If you don't want to put in any effort, online generators are your friend. So - do you want names for Lost Boys or names for post-apocalyptic characters? The Lost Boys' names wouldn't have changed in their descent to evil. And why do you need girls' names? Aren't they the Lost Boys?


----------



## Crying

Actually I thought about name generators, and a couple of real names are probably good, but I was thinking more like boyish nicknames. Also, the original kids got murdered (long story), leading to a second generation- one which has both boys and girls. Should have been more clear! My bad.


----------



## Potty

Usually its adults that think up normal names for children. I think that if these kids lived in never land from before they can remember and able to give themselves names they might be more inclined to use things like "The spotty one" "King Mud Pie the Sixteenth" or "Sir Butt, of the jokes."
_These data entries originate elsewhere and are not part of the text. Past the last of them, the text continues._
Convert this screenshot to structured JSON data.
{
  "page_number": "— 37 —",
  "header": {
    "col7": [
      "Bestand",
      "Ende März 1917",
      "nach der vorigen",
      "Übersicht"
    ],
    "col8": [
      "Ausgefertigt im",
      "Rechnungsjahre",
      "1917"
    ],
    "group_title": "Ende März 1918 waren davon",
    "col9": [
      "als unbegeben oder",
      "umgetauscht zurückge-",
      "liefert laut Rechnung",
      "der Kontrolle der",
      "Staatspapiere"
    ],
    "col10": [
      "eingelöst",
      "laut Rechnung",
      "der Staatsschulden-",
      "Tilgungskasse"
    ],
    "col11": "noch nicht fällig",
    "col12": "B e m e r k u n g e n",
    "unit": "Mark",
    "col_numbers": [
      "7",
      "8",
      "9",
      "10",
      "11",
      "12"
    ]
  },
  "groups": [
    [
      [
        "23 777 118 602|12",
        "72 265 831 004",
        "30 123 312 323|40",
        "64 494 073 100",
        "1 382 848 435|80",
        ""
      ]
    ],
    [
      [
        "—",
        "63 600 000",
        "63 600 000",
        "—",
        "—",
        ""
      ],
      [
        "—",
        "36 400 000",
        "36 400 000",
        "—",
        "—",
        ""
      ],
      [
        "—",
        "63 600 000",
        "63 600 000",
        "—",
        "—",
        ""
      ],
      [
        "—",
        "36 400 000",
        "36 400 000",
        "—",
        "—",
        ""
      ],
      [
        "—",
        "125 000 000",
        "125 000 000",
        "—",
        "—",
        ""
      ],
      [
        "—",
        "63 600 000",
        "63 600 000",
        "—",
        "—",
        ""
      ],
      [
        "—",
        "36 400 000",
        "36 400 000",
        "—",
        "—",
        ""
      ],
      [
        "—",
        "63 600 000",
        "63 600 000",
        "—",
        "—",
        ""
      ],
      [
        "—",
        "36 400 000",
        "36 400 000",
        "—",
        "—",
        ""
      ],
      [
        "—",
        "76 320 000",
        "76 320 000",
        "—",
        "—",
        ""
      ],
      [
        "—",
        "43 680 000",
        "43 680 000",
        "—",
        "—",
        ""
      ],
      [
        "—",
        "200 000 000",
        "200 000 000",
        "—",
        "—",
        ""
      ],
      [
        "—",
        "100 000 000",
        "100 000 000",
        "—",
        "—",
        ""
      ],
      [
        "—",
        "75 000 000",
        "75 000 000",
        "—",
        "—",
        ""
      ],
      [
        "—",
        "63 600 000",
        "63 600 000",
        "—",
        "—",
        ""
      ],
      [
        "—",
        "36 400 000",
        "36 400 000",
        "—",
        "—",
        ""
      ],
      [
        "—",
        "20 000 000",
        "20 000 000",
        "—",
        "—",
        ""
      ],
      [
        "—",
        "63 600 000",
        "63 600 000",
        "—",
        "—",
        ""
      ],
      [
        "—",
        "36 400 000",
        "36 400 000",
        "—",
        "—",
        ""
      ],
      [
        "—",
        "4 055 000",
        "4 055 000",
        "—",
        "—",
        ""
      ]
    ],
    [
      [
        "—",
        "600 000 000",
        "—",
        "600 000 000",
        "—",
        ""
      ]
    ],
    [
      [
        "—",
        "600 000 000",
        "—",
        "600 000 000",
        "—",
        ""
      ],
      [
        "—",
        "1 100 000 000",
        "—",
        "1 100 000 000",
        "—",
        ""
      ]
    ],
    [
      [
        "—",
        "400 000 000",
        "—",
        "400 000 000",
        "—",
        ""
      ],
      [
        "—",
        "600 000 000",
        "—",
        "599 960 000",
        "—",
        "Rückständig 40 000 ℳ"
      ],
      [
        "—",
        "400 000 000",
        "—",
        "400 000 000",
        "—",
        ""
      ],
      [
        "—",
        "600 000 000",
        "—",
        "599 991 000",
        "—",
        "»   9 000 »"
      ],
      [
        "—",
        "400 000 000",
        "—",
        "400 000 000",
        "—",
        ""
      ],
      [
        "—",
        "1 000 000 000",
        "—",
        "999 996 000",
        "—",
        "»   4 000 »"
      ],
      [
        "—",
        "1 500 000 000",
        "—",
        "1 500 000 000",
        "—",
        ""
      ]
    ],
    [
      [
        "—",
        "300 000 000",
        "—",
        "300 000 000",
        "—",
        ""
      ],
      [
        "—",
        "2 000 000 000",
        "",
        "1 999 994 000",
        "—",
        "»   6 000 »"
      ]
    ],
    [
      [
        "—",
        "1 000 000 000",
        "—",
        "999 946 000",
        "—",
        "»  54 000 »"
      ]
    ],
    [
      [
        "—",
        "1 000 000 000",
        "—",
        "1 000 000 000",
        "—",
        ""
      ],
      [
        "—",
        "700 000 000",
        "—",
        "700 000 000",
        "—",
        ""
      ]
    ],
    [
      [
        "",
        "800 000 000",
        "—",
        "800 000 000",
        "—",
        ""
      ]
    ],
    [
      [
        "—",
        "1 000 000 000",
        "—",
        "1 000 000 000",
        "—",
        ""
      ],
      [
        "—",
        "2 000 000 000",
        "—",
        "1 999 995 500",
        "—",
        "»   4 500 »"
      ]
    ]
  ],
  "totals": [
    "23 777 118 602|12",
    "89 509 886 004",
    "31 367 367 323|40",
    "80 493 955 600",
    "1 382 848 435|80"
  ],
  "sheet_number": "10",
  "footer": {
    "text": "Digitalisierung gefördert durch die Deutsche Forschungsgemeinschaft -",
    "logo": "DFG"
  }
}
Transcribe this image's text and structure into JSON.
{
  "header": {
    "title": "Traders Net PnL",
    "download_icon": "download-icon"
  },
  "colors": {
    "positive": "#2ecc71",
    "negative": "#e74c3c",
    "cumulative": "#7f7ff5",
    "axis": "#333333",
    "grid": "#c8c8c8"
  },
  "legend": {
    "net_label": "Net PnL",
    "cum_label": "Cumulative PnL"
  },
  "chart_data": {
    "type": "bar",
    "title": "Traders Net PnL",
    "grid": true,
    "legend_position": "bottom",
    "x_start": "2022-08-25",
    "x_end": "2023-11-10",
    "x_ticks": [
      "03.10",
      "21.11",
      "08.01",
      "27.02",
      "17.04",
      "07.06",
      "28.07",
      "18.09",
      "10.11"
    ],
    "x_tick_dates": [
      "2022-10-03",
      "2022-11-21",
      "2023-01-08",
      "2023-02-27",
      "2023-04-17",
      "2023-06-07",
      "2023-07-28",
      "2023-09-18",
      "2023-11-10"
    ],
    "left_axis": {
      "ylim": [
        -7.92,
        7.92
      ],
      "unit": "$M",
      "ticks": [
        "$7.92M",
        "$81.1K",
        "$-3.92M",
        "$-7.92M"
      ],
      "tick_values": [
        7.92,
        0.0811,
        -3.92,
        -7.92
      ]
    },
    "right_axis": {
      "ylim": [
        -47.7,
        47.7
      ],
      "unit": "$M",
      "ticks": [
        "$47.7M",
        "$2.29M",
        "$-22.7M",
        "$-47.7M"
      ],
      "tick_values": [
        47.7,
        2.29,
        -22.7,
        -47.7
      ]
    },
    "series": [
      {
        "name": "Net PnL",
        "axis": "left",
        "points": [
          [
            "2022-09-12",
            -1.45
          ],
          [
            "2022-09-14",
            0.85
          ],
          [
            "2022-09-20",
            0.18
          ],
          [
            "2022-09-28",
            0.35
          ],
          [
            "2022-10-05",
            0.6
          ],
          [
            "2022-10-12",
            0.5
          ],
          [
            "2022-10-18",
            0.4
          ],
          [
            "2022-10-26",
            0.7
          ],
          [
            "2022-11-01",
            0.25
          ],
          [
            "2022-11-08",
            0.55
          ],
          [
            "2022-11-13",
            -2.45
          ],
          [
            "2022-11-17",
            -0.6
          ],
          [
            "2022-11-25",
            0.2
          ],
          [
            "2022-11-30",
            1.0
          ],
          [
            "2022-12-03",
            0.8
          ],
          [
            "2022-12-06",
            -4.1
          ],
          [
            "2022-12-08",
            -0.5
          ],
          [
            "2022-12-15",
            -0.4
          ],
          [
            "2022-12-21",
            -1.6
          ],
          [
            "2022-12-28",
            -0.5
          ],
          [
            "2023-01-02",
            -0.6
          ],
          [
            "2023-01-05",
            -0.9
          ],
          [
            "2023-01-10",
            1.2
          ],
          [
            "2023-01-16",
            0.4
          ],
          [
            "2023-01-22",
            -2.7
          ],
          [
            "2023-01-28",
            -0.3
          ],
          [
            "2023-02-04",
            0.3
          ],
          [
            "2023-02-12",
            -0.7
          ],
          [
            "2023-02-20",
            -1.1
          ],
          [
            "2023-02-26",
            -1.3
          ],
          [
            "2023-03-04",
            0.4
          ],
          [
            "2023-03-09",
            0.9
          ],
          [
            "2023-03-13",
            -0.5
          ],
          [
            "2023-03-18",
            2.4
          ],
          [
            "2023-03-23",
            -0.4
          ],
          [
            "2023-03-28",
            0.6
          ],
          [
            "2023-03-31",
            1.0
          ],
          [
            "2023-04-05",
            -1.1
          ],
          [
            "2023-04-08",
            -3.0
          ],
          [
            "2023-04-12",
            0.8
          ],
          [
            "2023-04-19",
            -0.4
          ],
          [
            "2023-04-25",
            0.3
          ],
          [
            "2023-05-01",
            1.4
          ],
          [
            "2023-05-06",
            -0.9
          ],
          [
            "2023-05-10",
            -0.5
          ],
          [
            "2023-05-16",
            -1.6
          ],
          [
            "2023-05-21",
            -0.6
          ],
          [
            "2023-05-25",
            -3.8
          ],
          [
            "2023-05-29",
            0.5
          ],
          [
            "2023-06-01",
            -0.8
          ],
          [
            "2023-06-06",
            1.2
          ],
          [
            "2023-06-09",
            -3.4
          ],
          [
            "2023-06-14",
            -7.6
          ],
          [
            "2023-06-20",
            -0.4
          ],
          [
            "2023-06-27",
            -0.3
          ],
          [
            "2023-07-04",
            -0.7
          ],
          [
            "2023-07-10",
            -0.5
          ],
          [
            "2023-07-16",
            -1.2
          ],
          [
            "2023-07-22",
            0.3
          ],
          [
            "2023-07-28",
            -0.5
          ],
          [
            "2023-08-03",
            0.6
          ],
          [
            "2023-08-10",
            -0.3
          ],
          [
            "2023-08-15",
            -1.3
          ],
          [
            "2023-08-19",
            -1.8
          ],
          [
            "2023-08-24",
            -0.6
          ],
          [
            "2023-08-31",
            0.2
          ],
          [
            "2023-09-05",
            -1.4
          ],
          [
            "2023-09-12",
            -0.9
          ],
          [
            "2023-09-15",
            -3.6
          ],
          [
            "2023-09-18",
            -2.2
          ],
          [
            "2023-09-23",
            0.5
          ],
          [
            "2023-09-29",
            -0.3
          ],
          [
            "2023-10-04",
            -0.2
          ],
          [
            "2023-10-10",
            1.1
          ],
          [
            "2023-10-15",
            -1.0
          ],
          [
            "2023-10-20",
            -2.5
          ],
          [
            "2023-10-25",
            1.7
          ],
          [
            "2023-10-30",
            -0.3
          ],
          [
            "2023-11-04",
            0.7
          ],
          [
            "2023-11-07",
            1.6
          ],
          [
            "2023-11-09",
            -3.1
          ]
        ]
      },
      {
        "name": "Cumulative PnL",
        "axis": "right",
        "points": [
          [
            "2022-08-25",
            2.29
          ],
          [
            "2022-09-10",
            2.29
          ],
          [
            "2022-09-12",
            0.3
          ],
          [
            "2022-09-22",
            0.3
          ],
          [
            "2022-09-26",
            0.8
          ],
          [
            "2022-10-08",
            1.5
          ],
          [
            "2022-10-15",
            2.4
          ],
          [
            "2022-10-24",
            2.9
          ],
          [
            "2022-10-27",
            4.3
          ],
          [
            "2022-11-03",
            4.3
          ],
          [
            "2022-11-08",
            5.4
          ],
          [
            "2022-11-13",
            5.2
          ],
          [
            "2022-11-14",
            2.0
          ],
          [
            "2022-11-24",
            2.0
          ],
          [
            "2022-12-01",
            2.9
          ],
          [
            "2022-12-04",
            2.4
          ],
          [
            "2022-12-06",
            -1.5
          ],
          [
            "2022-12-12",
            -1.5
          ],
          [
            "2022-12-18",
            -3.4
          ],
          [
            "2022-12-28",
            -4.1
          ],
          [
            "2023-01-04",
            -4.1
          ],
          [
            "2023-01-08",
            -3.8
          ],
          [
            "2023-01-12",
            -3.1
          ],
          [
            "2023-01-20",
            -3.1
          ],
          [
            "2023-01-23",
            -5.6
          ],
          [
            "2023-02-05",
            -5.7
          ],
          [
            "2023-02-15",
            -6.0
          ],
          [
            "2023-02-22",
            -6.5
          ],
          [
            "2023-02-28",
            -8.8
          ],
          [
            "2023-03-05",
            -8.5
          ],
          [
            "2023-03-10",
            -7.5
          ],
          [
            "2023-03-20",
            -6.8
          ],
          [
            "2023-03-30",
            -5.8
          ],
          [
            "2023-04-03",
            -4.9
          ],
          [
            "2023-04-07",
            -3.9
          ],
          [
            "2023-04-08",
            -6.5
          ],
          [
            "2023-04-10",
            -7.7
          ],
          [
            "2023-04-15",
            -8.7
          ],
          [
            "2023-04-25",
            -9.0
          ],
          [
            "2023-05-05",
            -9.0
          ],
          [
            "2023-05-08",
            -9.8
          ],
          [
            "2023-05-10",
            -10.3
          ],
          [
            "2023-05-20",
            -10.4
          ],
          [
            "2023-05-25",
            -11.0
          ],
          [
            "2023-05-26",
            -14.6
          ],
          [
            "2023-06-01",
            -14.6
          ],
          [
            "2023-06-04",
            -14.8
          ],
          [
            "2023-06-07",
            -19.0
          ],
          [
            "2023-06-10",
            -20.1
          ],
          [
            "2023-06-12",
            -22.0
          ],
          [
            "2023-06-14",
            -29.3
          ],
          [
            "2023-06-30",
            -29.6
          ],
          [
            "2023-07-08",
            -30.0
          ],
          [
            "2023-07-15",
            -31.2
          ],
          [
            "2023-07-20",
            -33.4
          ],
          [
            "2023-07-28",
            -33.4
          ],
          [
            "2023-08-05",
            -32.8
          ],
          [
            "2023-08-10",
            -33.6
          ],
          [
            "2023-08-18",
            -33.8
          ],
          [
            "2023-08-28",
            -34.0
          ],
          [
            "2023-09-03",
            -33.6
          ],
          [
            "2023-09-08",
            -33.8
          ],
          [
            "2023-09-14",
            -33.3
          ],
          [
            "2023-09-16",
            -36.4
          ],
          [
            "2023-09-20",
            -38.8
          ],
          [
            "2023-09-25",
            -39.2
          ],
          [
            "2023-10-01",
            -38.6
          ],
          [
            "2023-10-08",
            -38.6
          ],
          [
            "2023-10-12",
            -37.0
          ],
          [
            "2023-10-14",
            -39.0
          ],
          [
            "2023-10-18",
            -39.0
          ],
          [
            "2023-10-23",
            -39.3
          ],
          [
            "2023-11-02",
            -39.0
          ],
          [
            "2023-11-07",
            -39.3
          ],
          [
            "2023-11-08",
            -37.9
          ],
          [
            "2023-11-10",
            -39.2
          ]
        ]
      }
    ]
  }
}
I suspect your story has a lot of oddities, so why not reflect that in their names?


----------



## egpenny

Think of physical characteristics,what their good at, or not so good at; archer, runner, stumbles, joker, big ears, dumbo...


----------



## Darkhorse

Why not keep it simple: Jack, George, and Adam?

The name of the character will have scary or funny connotations based on the way you write it.

Or, go for something quiet and soft, and make it ironic. To steal a couple: Boy George, or Little John.


----------



## patskywriter

I like irony. If I were writing a book where three of the male characters had gone bad, I'd give them virtuous names like Christian, Lancelot, and Valentine.


----------



## Justin Rocket

If these kids, as individuals, are important to the story, then they need distinctive names which relate to their appearance.  For example, "Gulp" is a short, fat kid with an anxiety problem. "Toots" is a small, squirmy kid with a farting problem (his farts are silent, but as deaadly as sarin gas).  "Toad" is called that because he wears very powerful glasses which make his eyess look like they are popping out of his face and he has a croaking voice.  This is so the reader can remember who's who.


----------